Linear-quadratic systems are systems of equations where one equation is quadratic, and the other is linear. And just like with parabolas and the $x$-axis, there can two, one, or no real solutions.

Shockingly, the addition of a quadratic to what you know about systems doesn’t make anything more complicated. Depending on how the system is given to you, either substitute or eliminate through subtraction.

Here’s the first example from the book, which is set up for substitution.

\[\left\{\begin{aligned} &y=3x^2 + 3x -5 \\ &2x-y=3 \end{aligned}\right.\] \[\begin{align*} 2x - (3x^2 + 3x -5) &= 3 \\ -3x^2 - x + 5 &= 3 \\ 3x^2 + x -2 &= 0 \end{align*}\]

And you just have another quadratic.
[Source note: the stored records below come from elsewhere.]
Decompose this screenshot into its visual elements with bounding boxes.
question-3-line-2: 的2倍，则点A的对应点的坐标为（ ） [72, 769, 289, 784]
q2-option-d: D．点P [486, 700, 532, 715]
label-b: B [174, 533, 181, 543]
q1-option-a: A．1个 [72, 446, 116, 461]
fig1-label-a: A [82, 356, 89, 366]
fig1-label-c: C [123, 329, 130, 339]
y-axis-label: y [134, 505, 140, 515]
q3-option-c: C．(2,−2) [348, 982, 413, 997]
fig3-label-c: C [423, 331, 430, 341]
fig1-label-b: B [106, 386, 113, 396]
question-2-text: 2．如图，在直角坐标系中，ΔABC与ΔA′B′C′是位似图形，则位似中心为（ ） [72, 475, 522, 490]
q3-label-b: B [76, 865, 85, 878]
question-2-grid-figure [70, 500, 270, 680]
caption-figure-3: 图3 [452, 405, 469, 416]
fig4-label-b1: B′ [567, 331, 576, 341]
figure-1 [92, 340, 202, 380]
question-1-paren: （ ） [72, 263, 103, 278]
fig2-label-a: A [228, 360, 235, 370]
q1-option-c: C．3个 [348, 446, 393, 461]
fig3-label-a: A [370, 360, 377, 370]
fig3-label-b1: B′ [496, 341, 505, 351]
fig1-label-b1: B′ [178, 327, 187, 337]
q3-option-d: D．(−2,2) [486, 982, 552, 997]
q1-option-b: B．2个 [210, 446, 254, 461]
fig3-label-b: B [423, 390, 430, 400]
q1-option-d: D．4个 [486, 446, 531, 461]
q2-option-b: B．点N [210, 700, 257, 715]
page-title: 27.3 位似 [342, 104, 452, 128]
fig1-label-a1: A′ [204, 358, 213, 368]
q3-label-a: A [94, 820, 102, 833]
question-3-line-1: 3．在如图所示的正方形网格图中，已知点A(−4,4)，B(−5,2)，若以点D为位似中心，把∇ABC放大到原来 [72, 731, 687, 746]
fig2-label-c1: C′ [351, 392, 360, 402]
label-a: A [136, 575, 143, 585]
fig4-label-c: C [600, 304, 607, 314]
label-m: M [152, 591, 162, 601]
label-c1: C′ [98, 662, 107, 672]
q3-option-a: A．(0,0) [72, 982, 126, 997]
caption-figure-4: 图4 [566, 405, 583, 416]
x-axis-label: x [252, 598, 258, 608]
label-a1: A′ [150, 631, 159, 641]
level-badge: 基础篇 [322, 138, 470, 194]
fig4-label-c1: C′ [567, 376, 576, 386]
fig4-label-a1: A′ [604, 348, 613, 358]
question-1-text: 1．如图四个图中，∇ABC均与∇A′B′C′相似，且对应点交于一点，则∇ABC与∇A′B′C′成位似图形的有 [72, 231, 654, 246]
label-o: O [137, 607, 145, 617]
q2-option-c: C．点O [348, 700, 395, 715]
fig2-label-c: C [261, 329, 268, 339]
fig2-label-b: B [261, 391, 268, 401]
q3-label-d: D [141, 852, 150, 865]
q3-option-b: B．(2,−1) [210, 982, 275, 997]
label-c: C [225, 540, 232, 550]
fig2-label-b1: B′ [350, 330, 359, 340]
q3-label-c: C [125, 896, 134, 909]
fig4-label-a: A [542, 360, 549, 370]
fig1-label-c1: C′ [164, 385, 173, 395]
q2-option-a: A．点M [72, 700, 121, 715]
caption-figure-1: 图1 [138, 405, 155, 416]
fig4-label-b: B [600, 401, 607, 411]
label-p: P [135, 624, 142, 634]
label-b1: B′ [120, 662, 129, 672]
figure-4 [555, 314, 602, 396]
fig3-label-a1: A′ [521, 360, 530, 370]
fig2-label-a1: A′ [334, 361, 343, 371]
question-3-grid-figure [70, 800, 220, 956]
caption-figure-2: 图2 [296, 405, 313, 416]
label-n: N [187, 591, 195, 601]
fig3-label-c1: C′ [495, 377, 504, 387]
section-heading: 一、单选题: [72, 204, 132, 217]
You can pick your poison at this point. Factor if you can, and if not complete the square or use the quadratic formula.

For completeness, here’s one where elimination is ideal.

\[\left\{\begin{aligned} y &= x^2 + 9x - 5 \\ y &= 4 - 3x \end{aligned}\right.\]

You might want to rewrite it so things are aligned.

\[\left\{\begin{aligned} &y = x^2 &+ 9x - 5 \\ &y = &-3x + 4 \end{aligned}\right.\]

And with elimination you end up with

\[0 = x^2 + 12x - 9\]

Not factorable, but completing the square would be straightforward since $a=1$.

\[\begin{align*} x^2 + 12x + 36 &= 45 \\ (x+6)^2 &= 45\\ x+6 &=\pm\sqrt{45} \\ x &= -6\pm3\sqrt{5} \end{align*}\]